I have been following with great interest your posts dedicated to the so-called Apophthegmata of Huuklyeand Cinquor, not because I’m a fan of his work—far from it—deep down I’ve always had the gut feeling he’s a sham and fake and over the past three months I’ve been trying to dig up enough evidence to support these accusations. I think what I’ve unearthed so far is damning enough evidence to reveal him as purveyor of base metals and plagiarist par excellence. Take the above poem, for example. It claims to be his first published work, appearing in the early 70s in one of the most prestigious poetry magazines of its day—Poetry Northwest. Even a cursory examination shows that it has all the necessary conceits befitting a mainstream poem of its period—wit, irony, puns, overblown literary metaphors, a slight dose of male chauvinism, snide allusions to Yeats’ masculinity and Eliot’s bowel movements, rhetorical questions up the bung hole, etc.—in short, just the prescription needed to fit this particular editor’s bill. This is all fine and well but the riddle remains—is this poem really Cinquor’s?

The table of contents states that it is indeed written by one Huuklyeand Cinquor, but when the reader goes to the contributors’ notes, he is duly informed that Cinquor was a graduate student at the University of Washington when this particular poem was published; however, an extensive search of the files of the Registrar’s Office conducted by yours truly shows that there is no record of anybody named Huuklyeand Cinquor ever having attended the University of Washington!

I shall be presenting more evidence supporting my claims re Mr. Cinquor in due time. In the meanwhile, I remain

Yours truly,

I.M. Sully-Maculate Zaengmac




Wednesday, July 20, 2011

Huuklyeand Cinquor on Practical Criticism

If I remember correctly, the last poem
You wrote was about writing a poem;

Your next one should be about forgetting it.
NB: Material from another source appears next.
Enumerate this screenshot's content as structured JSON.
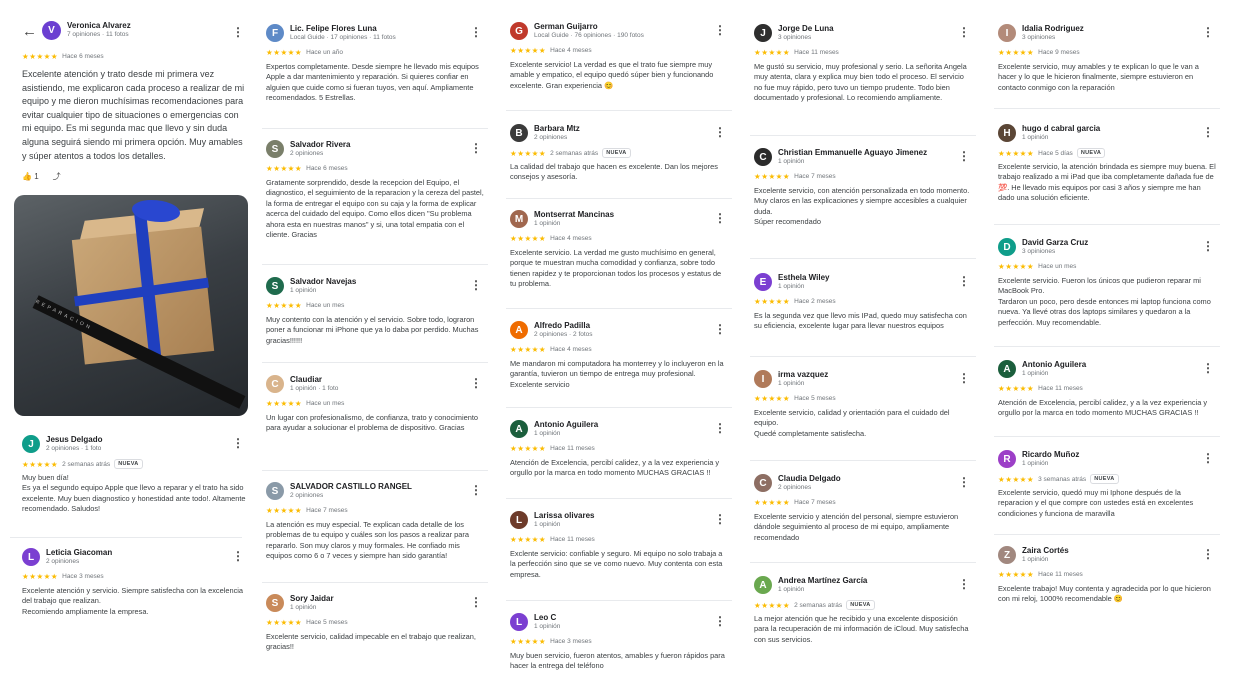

Moderator’s comments: I suspect few people read I. A. Richards anymore but he was the latest rage in literary criticism throughout the first half of the previous century and it seems that Cinquor is paying homage to him with this little poem. Not to belittle Richards' many talents but I don’t think he possessed that rapier wit we see Cinquor wielding with so much admirable dispensation here, to wit and to the point: Did Richards ever say anything so downright good and practical?